Liposomes are small vesicles with membranes similar to those of animal cells. These similarities along with the ability for membrane modification allows for liposomes to target cells of the body while escaping cells of the immune system. This with their ability to carry drugs makes liposomes strong candidates for cell or tissue specific drug delivery. There are many options for synthesizing liposomes, each with differences in resulting liposome size and carrying capacity, which is important to consider for effective drug delivery. The most interesting aspect of these liposomes though is their ability to specifically target cells such as macrophages. Macrophages are not only associated with inflammatory diseases, but can also can participate in tissue remodelling. During normal healing, M1 macrophages are predominant removing debris, infection and damages cells. Macrophages transition to M2 phenotype is necessary to promote healing and regeneration. Dysregulation of M1 or M2 expression has been associated with major diseases including chronic wounds (diabetic, pressure and venous ulcers), chronic obstructive pulmonary disease, infection, atherosclerosis, cancer, asthma, Parkinson's disease, Alzheimer's disease and cancer.
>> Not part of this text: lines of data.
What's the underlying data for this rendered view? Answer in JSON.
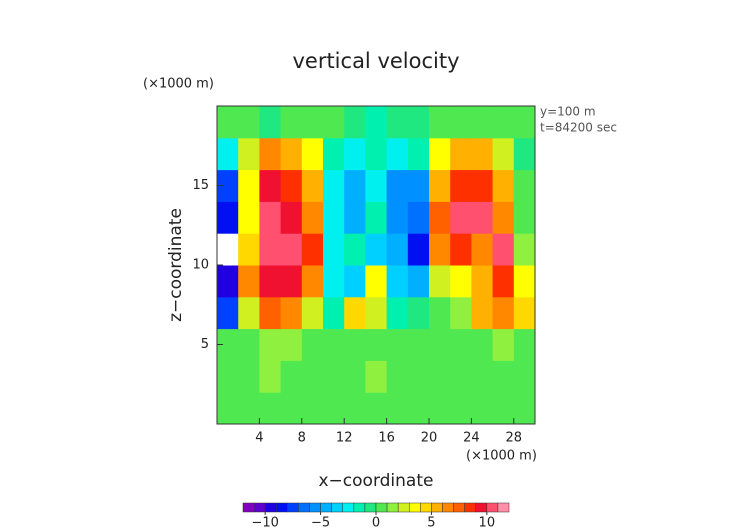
{
  "chart_data": {
    "type": "contour",
    "title": "vertical velocity",
    "subtitle_lines": [
      "y=100 m",
      "t=84200 sec"
    ],
    "x_label": "x−coordinate",
    "y_label": "z−coordinate",
    "x_unit": "(×1000 m)",
    "y_unit": "(×1000 m)",
    "xlim": [
      0,
      30
    ],
    "ylim": [
      0,
      20
    ],
    "xticks": [
      4,
      8,
      12,
      16,
      20,
      24,
      28
    ],
    "yticks": [
      5,
      10,
      15
    ],
    "x": [
      1,
      3,
      5,
      7,
      9,
      11,
      13,
      15,
      17,
      19,
      21,
      23,
      25,
      27,
      29
    ],
    "y": [
      1,
      3,
      5,
      7,
      9,
      11,
      13,
      15,
      17,
      19
    ],
    "z": [
      [
        0,
        0,
        0,
        0,
        0,
        0,
        0,
        0,
        0,
        0,
        0,
        0,
        0,
        0,
        0
      ],
      [
        0,
        0,
        1,
        0,
        0,
        0,
        0,
        1,
        0,
        0,
        0,
        0,
        0,
        0,
        0
      ],
      [
        0,
        0,
        1,
        1,
        0,
        0,
        0,
        0,
        0,
        0,
        0,
        0,
        0,
        1,
        0
      ],
      [
        -8,
        2,
        7,
        6,
        2,
        -2,
        4,
        2,
        -2,
        -1,
        0,
        1,
        5,
        6,
        4
      ],
      [
        -10,
        6,
        9,
        9,
        6,
        -3,
        -4,
        3,
        -4,
        -5,
        2,
        3,
        5,
        8,
        3
      ],
      [
        -13,
        4,
        10,
        10,
        8,
        -3,
        -2,
        -4,
        -5,
        -9,
        6,
        8,
        6,
        10,
        1
      ],
      [
        -9,
        3,
        10,
        9,
        6,
        -3,
        -5,
        -2,
        -6,
        -7,
        7,
        10,
        10,
        6,
        0
      ],
      [
        -8,
        3,
        9,
        8,
        5,
        -3,
        -5,
        -3,
        -6,
        -6,
        5,
        8,
        8,
        5,
        0
      ],
      [
        -3,
        2,
        6,
        5,
        3,
        -2,
        -3,
        -2,
        -3,
        -2,
        3,
        5,
        5,
        2,
        -1
      ],
      [
        0,
        0,
        -1,
        0,
        0,
        0,
        -1,
        -2,
        -1,
        -1,
        0,
        0,
        0,
        0,
        0
      ]
    ],
    "colorbar": {
      "lim": [
        -12,
        12
      ],
      "ticks": [
        {
          "value": -10,
          "label": "−10"
        },
        {
          "value": -5,
          "label": "−5"
        },
        0,
        5,
        10
      ],
      "colors": [
        "#8000c0",
        "#6000d0",
        "#2000e0",
        "#0010f0",
        "#0040ff",
        "#0070ff",
        "#0090ff",
        "#00b0ff",
        "#00d0ff",
        "#00f0f0",
        "#00f0b0",
        "#20e880",
        "#50e850",
        "#90f040",
        "#d0f020",
        "#ffff00",
        "#ffd800",
        "#ffb000",
        "#ff8800",
        "#ff6000",
        "#ff3000",
        "#f01030",
        "#ff5070",
        "#ff90a8"
      ],
      "out_of_range_color": "#ffffff"
    }
  }
}
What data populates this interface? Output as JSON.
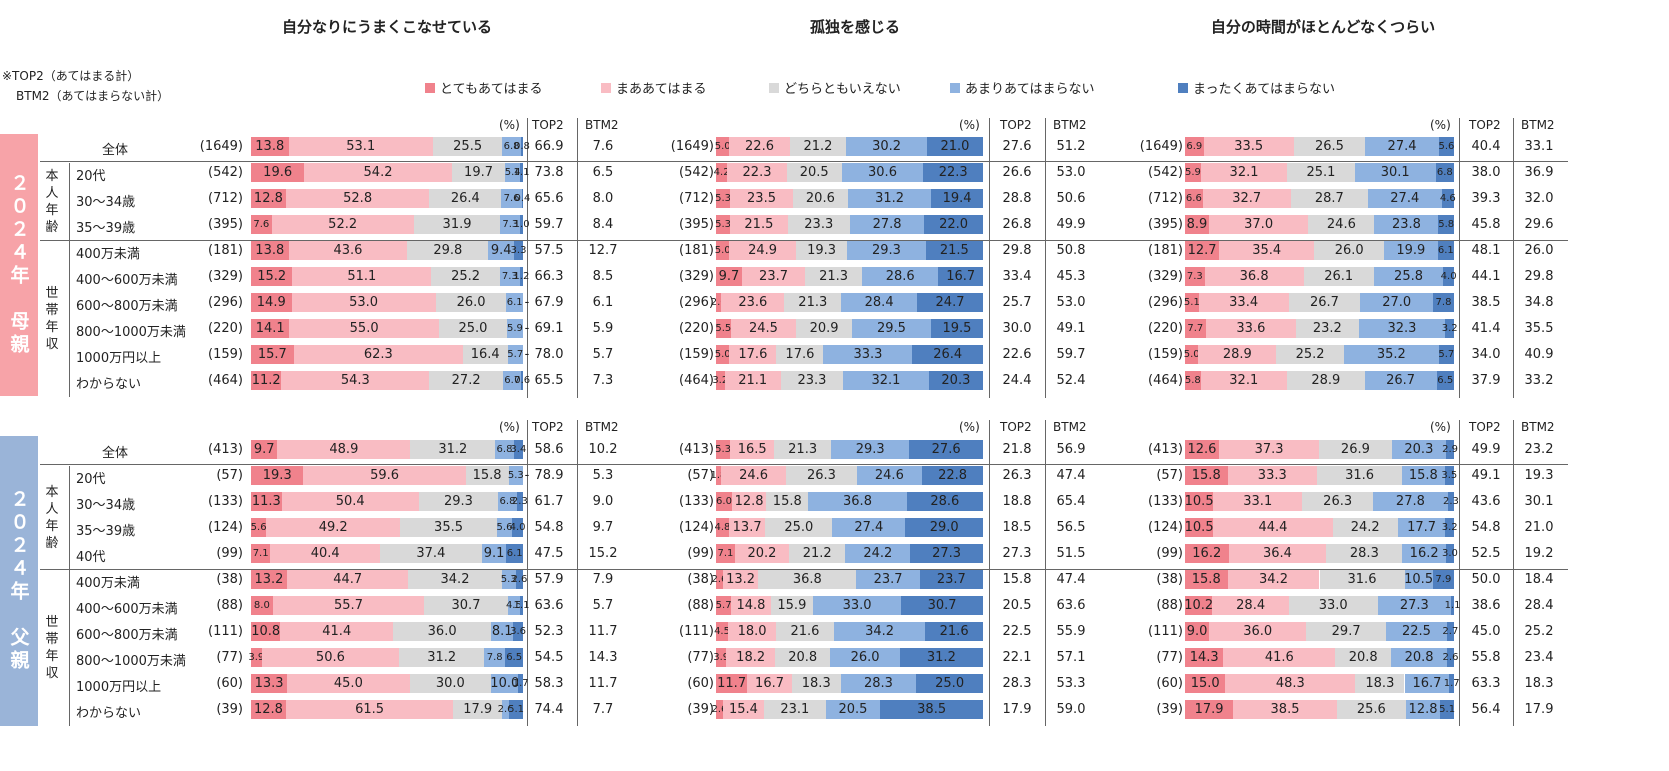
{
  "titles": [
    "自分なりにうまくこなせている",
    "孤独を感じる",
    "自分の時間がほとんどなくつらい"
  ],
  "note": {
    "line1": "※TOP2（あてはまる計）",
    "line2": "BTM2（あてはまらない計）"
  },
  "legend": [
    {
      "label": "とてもあてはまる",
      "color": "#f0828c"
    },
    {
      "label": "まああてはまる",
      "color": "#f9bcc3"
    },
    {
      "label": "どちらともいえない",
      "color": "#d9d9d9"
    },
    {
      "label": "あまりあてはまらない",
      "color": "#8eb2e0"
    },
    {
      "label": "まったくあてはまらない",
      "color": "#4f7fbf"
    }
  ],
  "headers": {
    "percent": "(%)",
    "top2": "TOP2",
    "btm2": "BTM2"
  },
  "sections": [
    {
      "label": "２０２４年　母親",
      "color": "#f7a3a8",
      "subgroups": [
        {
          "label": "本人年齢",
          "rows": [
            1,
            2,
            3
          ]
        },
        {
          "label": "世帯年収",
          "rows": [
            4,
            5,
            6,
            7,
            8,
            9
          ]
        }
      ],
      "rows": [
        {
          "label": "全体",
          "n": "(1649)",
          "p": [
            {
              "v": [
                13.8,
                53.1,
                25.5,
                6.8,
                0.8
              ],
              "t": "66.9",
              "b": "7.6"
            },
            {
              "v": [
                5.0,
                22.6,
                21.2,
                30.2,
                21.0
              ],
              "t": "27.6",
              "b": "51.2"
            },
            {
              "v": [
                6.9,
                33.5,
                26.5,
                27.4,
                5.6
              ],
              "t": "40.4",
              "b": "33.1"
            }
          ]
        },
        {
          "label": "20代",
          "n": "(542)",
          "p": [
            {
              "v": [
                19.6,
                54.2,
                19.7,
                5.4,
                1.1
              ],
              "t": "73.8",
              "b": "6.5"
            },
            {
              "v": [
                4.2,
                22.3,
                20.5,
                30.6,
                22.3
              ],
              "t": "26.6",
              "b": "53.0"
            },
            {
              "v": [
                5.9,
                32.1,
                25.1,
                30.1,
                6.8
              ],
              "t": "38.0",
              "b": "36.9"
            }
          ]
        },
        {
          "label": "30～34歳",
          "n": "(712)",
          "p": [
            {
              "v": [
                12.8,
                52.8,
                26.4,
                7.6,
                0.4
              ],
              "t": "65.6",
              "b": "8.0"
            },
            {
              "v": [
                5.3,
                23.5,
                20.6,
                31.2,
                19.4
              ],
              "t": "28.8",
              "b": "50.6"
            },
            {
              "v": [
                6.6,
                32.7,
                28.7,
                27.4,
                4.6
              ],
              "t": "39.3",
              "b": "32.0"
            }
          ]
        },
        {
          "label": "35～39歳",
          "n": "(395)",
          "p": [
            {
              "v": [
                7.6,
                52.2,
                31.9,
                7.3,
                1.0
              ],
              "t": "59.7",
              "b": "8.4"
            },
            {
              "v": [
                5.3,
                21.5,
                23.3,
                27.8,
                22.0
              ],
              "t": "26.8",
              "b": "49.9"
            },
            {
              "v": [
                8.9,
                37.0,
                24.6,
                23.8,
                5.8
              ],
              "t": "45.8",
              "b": "29.6"
            }
          ]
        },
        {
          "label": "400万未満",
          "n": "(181)",
          "p": [
            {
              "v": [
                13.8,
                43.6,
                29.8,
                9.4,
                3.3
              ],
              "t": "57.5",
              "b": "12.7"
            },
            {
              "v": [
                5.0,
                24.9,
                19.3,
                29.3,
                21.5
              ],
              "t": "29.8",
              "b": "50.8"
            },
            {
              "v": [
                12.7,
                35.4,
                26.0,
                19.9,
                6.1
              ],
              "t": "48.1",
              "b": "26.0"
            }
          ]
        },
        {
          "label": "400～600万未満",
          "n": "(329)",
          "p": [
            {
              "v": [
                15.2,
                51.1,
                25.2,
                7.3,
                1.2
              ],
              "t": "66.3",
              "b": "8.5"
            },
            {
              "v": [
                9.7,
                23.7,
                21.3,
                28.6,
                16.7
              ],
              "t": "33.4",
              "b": "45.3"
            },
            {
              "v": [
                7.3,
                36.8,
                26.1,
                25.8,
                4.0
              ],
              "t": "44.1",
              "b": "29.8"
            }
          ]
        },
        {
          "label": "600～800万未満",
          "n": "(296)",
          "p": [
            {
              "v": [
                14.9,
                53.0,
                26.0,
                6.1,
                0
              ],
              "t": "67.9",
              "b": "6.1"
            },
            {
              "v": [
                2.0,
                23.6,
                21.3,
                28.4,
                24.7
              ],
              "t": "25.7",
              "b": "53.0"
            },
            {
              "v": [
                5.1,
                33.4,
                26.7,
                27.0,
                7.8
              ],
              "t": "38.5",
              "b": "34.8"
            }
          ]
        },
        {
          "label": "800～1000万未満",
          "n": "(220)",
          "p": [
            {
              "v": [
                14.1,
                55.0,
                25.0,
                5.9,
                0
              ],
              "t": "69.1",
              "b": "5.9"
            },
            {
              "v": [
                5.5,
                24.5,
                20.9,
                29.5,
                19.5
              ],
              "t": "30.0",
              "b": "49.1"
            },
            {
              "v": [
                7.7,
                33.6,
                23.2,
                32.3,
                3.2
              ],
              "t": "41.4",
              "b": "35.5"
            }
          ]
        },
        {
          "label": "1000万円以上",
          "n": "(159)",
          "p": [
            {
              "v": [
                15.7,
                62.3,
                16.4,
                5.7,
                0
              ],
              "t": "78.0",
              "b": "5.7"
            },
            {
              "v": [
                5.0,
                17.6,
                17.6,
                33.3,
                26.4
              ],
              "t": "22.6",
              "b": "59.7"
            },
            {
              "v": [
                5.0,
                28.9,
                25.2,
                35.2,
                5.7
              ],
              "t": "34.0",
              "b": "40.9"
            }
          ]
        },
        {
          "label": "わからない",
          "n": "(464)",
          "p": [
            {
              "v": [
                11.2,
                54.3,
                27.2,
                6.7,
                0.6
              ],
              "t": "65.5",
              "b": "7.3"
            },
            {
              "v": [
                3.2,
                21.1,
                23.3,
                32.1,
                20.3
              ],
              "t": "24.4",
              "b": "52.4"
            },
            {
              "v": [
                5.8,
                32.1,
                28.9,
                26.7,
                6.5
              ],
              "t": "37.9",
              "b": "33.2"
            }
          ]
        }
      ]
    },
    {
      "label": "２０２４年　父親",
      "color": "#9ab4d8",
      "subgroups": [
        {
          "label": "本人年齢",
          "rows": [
            1,
            2,
            3,
            4
          ]
        },
        {
          "label": "世帯年収",
          "rows": [
            5,
            6,
            7,
            8,
            9,
            10
          ]
        }
      ],
      "rows": [
        {
          "label": "全体",
          "n": "(413)",
          "p": [
            {
              "v": [
                9.7,
                48.9,
                31.2,
                6.8,
                3.4
              ],
              "t": "58.6",
              "b": "10.2"
            },
            {
              "v": [
                5.3,
                16.5,
                21.3,
                29.3,
                27.6
              ],
              "t": "21.8",
              "b": "56.9"
            },
            {
              "v": [
                12.6,
                37.3,
                26.9,
                20.3,
                2.9
              ],
              "t": "49.9",
              "b": "23.2"
            }
          ]
        },
        {
          "label": "20代",
          "n": "(57)",
          "p": [
            {
              "v": [
                19.3,
                59.6,
                15.8,
                5.3,
                0
              ],
              "t": "78.9",
              "b": "5.3"
            },
            {
              "v": [
                1.8,
                24.6,
                26.3,
                24.6,
                22.8
              ],
              "t": "26.3",
              "b": "47.4"
            },
            {
              "v": [
                15.8,
                33.3,
                31.6,
                15.8,
                3.5
              ],
              "t": "49.1",
              "b": "19.3"
            }
          ]
        },
        {
          "label": "30～34歳",
          "n": "(133)",
          "p": [
            {
              "v": [
                11.3,
                50.4,
                29.3,
                6.8,
                2.3
              ],
              "t": "61.7",
              "b": "9.0"
            },
            {
              "v": [
                6.0,
                12.8,
                15.8,
                36.8,
                28.6
              ],
              "t": "18.8",
              "b": "65.4"
            },
            {
              "v": [
                10.5,
                33.1,
                26.3,
                27.8,
                2.3
              ],
              "t": "43.6",
              "b": "30.1"
            }
          ]
        },
        {
          "label": "35～39歳",
          "n": "(124)",
          "p": [
            {
              "v": [
                5.6,
                49.2,
                35.5,
                5.6,
                4.0
              ],
              "t": "54.8",
              "b": "9.7"
            },
            {
              "v": [
                4.8,
                13.7,
                25.0,
                27.4,
                29.0
              ],
              "t": "18.5",
              "b": "56.5"
            },
            {
              "v": [
                10.5,
                44.4,
                24.2,
                17.7,
                3.2
              ],
              "t": "54.8",
              "b": "21.0"
            }
          ]
        },
        {
          "label": "40代",
          "n": "(99)",
          "p": [
            {
              "v": [
                7.1,
                40.4,
                37.4,
                9.1,
                6.1
              ],
              "t": "47.5",
              "b": "15.2"
            },
            {
              "v": [
                7.1,
                20.2,
                21.2,
                24.2,
                27.3
              ],
              "t": "27.3",
              "b": "51.5"
            },
            {
              "v": [
                16.2,
                36.4,
                28.3,
                16.2,
                3.0
              ],
              "t": "52.5",
              "b": "19.2"
            }
          ]
        },
        {
          "label": "400万未満",
          "n": "(38)",
          "p": [
            {
              "v": [
                13.2,
                44.7,
                34.2,
                5.3,
                2.6
              ],
              "t": "57.9",
              "b": "7.9"
            },
            {
              "v": [
                2.6,
                13.2,
                36.8,
                23.7,
                23.7
              ],
              "t": "15.8",
              "b": "47.4"
            },
            {
              "v": [
                15.8,
                34.2,
                31.6,
                10.5,
                7.9
              ],
              "t": "50.0",
              "b": "18.4"
            }
          ]
        },
        {
          "label": "400～600万未満",
          "n": "(88)",
          "p": [
            {
              "v": [
                8.0,
                55.7,
                30.7,
                4.5,
                1.1
              ],
              "t": "63.6",
              "b": "5.7"
            },
            {
              "v": [
                5.7,
                14.8,
                15.9,
                33.0,
                30.7
              ],
              "t": "20.5",
              "b": "63.6"
            },
            {
              "v": [
                10.2,
                28.4,
                33.0,
                27.3,
                1.1
              ],
              "t": "38.6",
              "b": "28.4"
            }
          ]
        },
        {
          "label": "600～800万未満",
          "n": "(111)",
          "p": [
            {
              "v": [
                10.8,
                41.4,
                36.0,
                8.1,
                3.6
              ],
              "t": "52.3",
              "b": "11.7"
            },
            {
              "v": [
                4.5,
                18.0,
                21.6,
                34.2,
                21.6
              ],
              "t": "22.5",
              "b": "55.9"
            },
            {
              "v": [
                9.0,
                36.0,
                29.7,
                22.5,
                2.7
              ],
              "t": "45.0",
              "b": "25.2"
            }
          ]
        },
        {
          "label": "800～1000万未満",
          "n": "(77)",
          "p": [
            {
              "v": [
                3.9,
                50.6,
                31.2,
                7.8,
                6.5
              ],
              "t": "54.5",
              "b": "14.3"
            },
            {
              "v": [
                3.9,
                18.2,
                20.8,
                26.0,
                31.2
              ],
              "t": "22.1",
              "b": "57.1"
            },
            {
              "v": [
                14.3,
                41.6,
                20.8,
                20.8,
                2.6
              ],
              "t": "55.8",
              "b": "23.4"
            }
          ]
        },
        {
          "label": "1000万円以上",
          "n": "(60)",
          "p": [
            {
              "v": [
                13.3,
                45.0,
                30.0,
                10.0,
                1.7
              ],
              "t": "58.3",
              "b": "11.7"
            },
            {
              "v": [
                11.7,
                16.7,
                18.3,
                28.3,
                25.0
              ],
              "t": "28.3",
              "b": "53.3"
            },
            {
              "v": [
                15.0,
                48.3,
                18.3,
                16.7,
                1.7
              ],
              "t": "63.3",
              "b": "18.3"
            }
          ]
        },
        {
          "label": "わからない",
          "n": "(39)",
          "p": [
            {
              "v": [
                12.8,
                61.5,
                17.9,
                2.6,
                5.1
              ],
              "t": "74.4",
              "b": "7.7"
            },
            {
              "v": [
                2.6,
                15.4,
                23.1,
                20.5,
                38.5
              ],
              "t": "17.9",
              "b": "59.0"
            },
            {
              "v": [
                17.9,
                38.5,
                25.6,
                12.8,
                5.1
              ],
              "t": "56.4",
              "b": "17.9"
            }
          ]
        }
      ]
    }
  ],
  "chart_data": {
    "type": "stacked-bar",
    "orientation": "horizontal",
    "unit": "%",
    "categories": [
      "とてもあてはまる",
      "まああてはまる",
      "どちらともいえない",
      "あまりあてはまらない",
      "まったくあてはまらない"
    ],
    "panels": [
      "自分なりにうまくこなせている",
      "孤独を感じる",
      "自分の時間がほとんどなくつらい"
    ],
    "note": "series values are listed per row in sections[].rows[].p"
  }
}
Many polyphenols have been shown to be effective in M1 to M2 transiitotion and using liposomes as a carrier would be very interesting for in vivo studies.

Macrophages are very plastic cells. Transdifferentiation of macrophages into a desired cell can be a very interesting approach in inflammatory diseases. Possibly transdifferentiaiaon of macrophages into functional osteoclasts in vascular calcification, transdifferentiaiaon of macrophages into Chondrocytes in Osteoarthritis and etc.

Finally, it is because of this possibility of both external and internal targeting of macrophages that liposomes are a continuing interest for drug targeting, immunotherapy and immunoengineering.